ACK One allows you to connect external Kubernetes clusters, such as those in your data center or on a third-party public cloud, to Container Service for Kubernetes (ACK) for unified management, which allows you to build and operate a hybrid cloud architecture. This topic outlines the key features and use cases of registered clusters.
Registered cluster console
Features
If you manage Kubernetes clusters across different environments, such as Container Service for Kubernetes (ACK) clusters, self-managed Kubernetes clusters in your data center, or clusters on a third-party public cloud, you can use ACK One to register these clusters for unified management. Consider using registered clusters if you have the following requirements for your hybrid or multi-cloud architecture:
-
Hybrid cloud elasticity: Elastically scale your self-managed Kubernetes clusters by adding cloud-based resources, such as Elastic Compute Service (ECS) instances, physical servers, or serverless resources like Elastic Container Instance (ECI). The ack-co-scheduler provides flexible scaling policies for managing resources across your data center and the cloud, letting you prioritize resource scale-out, scale in on demand, proportionally distribute pod replicas, and elastically scale GPU-based node pools.
-
Consistent operational experience with ACK: Manage all your Kubernetes clusters—whether on Alibaba Cloud or in your data center—from a single console for a consistent operational experience and unified security governance. You can manage clusters and applications, centralize logs, monitoring, and alerts, and apply consistent authorization policies using Alibaba Cloud accounts, RAM users, and RAM roles.
-
AI and big data capabilities: Improve computing efficiency by 30% to 40% with topology-aware CPU scheduling and NUMA awareness for mainstream servers. Increase GPU resource utilization by up to 300% through GPU sharing and scheduling. Scale heterogeneous resources flexibly with unified management across cloud and on-premises environments. Accelerate data access by up to 10x and reduce bandwidth usage by 90% by using Fluid to unify storage access in a hybrid cloud distributed cache.
-
Backup and disaster recovery: An integrated cloud solution for backup, recovery, and migration provides disaster recovery for both data and applications, significantly improving business continuity.
Use cases
Use case 1: Hybrid cloud with registered clusters
Description
-
Self-managed clusters in data centers: Connect cluster networks to share resources between your on-premises and cloud environments.
-
On-demand scaling of cloud resources and applications: During peak business hours, rapidly scale out resources in the cloud and direct a portion of your traffic to the cloud.

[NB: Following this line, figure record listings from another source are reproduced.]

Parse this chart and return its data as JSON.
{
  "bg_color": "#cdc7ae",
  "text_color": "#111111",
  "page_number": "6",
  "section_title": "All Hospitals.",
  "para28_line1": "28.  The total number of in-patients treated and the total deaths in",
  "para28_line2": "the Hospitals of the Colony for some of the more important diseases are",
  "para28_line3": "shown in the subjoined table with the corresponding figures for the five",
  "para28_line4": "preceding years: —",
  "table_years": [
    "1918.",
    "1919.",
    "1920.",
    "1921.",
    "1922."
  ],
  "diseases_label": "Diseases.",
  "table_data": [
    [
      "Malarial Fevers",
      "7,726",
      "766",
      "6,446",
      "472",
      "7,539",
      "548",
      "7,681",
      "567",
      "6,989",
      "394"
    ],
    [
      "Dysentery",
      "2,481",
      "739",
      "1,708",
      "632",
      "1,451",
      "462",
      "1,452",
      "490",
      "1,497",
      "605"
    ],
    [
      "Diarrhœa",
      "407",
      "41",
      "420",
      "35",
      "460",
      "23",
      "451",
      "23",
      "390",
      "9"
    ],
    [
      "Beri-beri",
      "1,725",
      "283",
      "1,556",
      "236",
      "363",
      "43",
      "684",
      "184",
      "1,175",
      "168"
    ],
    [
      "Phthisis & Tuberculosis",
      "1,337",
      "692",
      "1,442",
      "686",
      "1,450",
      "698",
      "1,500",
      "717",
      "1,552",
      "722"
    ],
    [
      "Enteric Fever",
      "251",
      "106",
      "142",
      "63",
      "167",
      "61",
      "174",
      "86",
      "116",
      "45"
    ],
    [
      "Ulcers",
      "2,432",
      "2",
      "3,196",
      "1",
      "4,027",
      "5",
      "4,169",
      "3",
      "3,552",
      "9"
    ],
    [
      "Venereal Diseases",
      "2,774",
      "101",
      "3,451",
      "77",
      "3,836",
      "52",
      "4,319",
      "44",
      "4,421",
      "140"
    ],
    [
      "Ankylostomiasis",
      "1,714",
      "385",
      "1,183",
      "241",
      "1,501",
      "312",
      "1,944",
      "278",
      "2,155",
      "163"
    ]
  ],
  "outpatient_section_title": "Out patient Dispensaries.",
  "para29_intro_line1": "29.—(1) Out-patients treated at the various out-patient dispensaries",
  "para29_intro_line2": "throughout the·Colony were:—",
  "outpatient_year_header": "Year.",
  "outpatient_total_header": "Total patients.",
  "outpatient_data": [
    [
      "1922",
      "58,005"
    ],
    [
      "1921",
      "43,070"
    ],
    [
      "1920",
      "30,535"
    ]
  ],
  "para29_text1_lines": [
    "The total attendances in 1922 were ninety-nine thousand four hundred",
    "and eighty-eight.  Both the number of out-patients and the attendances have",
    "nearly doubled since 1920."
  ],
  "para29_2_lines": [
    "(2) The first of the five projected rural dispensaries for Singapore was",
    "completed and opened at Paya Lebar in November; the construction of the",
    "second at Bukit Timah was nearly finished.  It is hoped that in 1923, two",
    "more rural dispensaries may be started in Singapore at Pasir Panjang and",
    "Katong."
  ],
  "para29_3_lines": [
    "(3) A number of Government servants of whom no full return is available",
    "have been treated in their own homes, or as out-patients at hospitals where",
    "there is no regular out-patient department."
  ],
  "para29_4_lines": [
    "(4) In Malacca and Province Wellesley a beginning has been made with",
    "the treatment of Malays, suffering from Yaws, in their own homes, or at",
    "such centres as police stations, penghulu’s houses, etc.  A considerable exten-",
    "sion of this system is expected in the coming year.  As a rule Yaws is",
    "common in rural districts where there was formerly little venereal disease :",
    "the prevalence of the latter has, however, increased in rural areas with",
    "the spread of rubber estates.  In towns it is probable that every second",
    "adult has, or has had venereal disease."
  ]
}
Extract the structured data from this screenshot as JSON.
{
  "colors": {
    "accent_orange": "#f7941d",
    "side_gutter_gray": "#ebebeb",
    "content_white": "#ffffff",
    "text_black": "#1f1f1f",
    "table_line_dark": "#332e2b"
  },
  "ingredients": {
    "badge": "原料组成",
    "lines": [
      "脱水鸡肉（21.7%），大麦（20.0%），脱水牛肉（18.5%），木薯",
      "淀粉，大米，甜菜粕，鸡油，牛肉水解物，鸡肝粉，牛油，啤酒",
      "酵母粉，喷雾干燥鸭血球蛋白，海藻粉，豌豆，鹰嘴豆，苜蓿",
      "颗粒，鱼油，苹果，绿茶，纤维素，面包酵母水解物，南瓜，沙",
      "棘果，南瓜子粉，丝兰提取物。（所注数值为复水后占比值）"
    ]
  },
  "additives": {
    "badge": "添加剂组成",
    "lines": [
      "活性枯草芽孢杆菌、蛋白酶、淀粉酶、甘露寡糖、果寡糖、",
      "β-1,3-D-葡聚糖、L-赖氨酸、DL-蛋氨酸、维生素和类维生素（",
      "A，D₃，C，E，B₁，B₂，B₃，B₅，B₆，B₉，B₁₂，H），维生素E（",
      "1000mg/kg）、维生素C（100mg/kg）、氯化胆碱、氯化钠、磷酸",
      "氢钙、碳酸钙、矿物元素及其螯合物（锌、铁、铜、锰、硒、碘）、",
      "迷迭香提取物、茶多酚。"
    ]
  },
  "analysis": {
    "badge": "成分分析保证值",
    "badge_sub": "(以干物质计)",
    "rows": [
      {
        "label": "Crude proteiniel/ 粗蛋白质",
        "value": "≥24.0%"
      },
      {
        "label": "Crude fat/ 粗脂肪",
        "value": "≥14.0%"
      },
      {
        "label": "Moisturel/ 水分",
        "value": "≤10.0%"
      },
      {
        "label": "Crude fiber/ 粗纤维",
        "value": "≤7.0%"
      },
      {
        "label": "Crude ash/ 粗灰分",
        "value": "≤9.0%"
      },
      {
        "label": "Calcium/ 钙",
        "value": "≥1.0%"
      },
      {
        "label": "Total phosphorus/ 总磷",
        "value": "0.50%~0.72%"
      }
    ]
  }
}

Use case 2: Consistent experience for on-premises clusters
Description
-
Consistent operational experience: Extend the unified operational capabilities of ACK to clusters in your data centers and on third-party public clouds.
-
Enhanced observability: Gain a cloud-consistent operational experience with support for log, monitoring, and event collection.
-
Improved security: Enable auditing, security inspection, node risk detection, and policy governance with a single click.
-
Microservice governance: Microservices Engine (MSE) and Service Mesh (ASM) provide microservice governance capabilities.
Use case 3: Data disaster recovery with registered clusters
Description
-
Application migration to the cloud: Provides consistent application backups and recovery in seconds across regions and data centers to help you quickly migrate your business applications to the cloud.
-
Data disaster recovery: Provides stateful application backups across regions and data centers with support for configurable backup and recovery policies. Continuously back up data to the cloud for disaster recovery to improve protection against ransomware.
-
Business disaster recovery: Provides geo-redundant and scheduled backup capabilities for applications and data across regions and data centers.
-
Active geo-redundancy: Provides a Kubernetes-compatible solution to quickly build a disaster recovery system with three centers across two regions, which helps you build a high-availability system.
Use case 4: Co-scheduling for AI and big data
Description
-
AI algorithm development: Provides comprehensive management of tasks, quotas, and observability.
-
AI training: Supports topology-aware scheduling and a rich set of task scheduling policies to improve training efficiency. The compute-storage separation architecture significantly speeds up distributed data training. It also supports cross-cluster job scheduling and provides multi-cluster optimized distribution and scheduling for jobs such as TensorFlow, Spark, and CronJob.
-
AI inference: Provides GPU sharing, which can increase resource utilization by approximately 300%. It supports elastic scaling of heterogeneous resources and provides unified elastic scheduling management for both cloud and on-premises environments.
-
Intelligent CPU scheduling: Provides intelligent CPU scheduling and NUMA awareness for bare metal servers.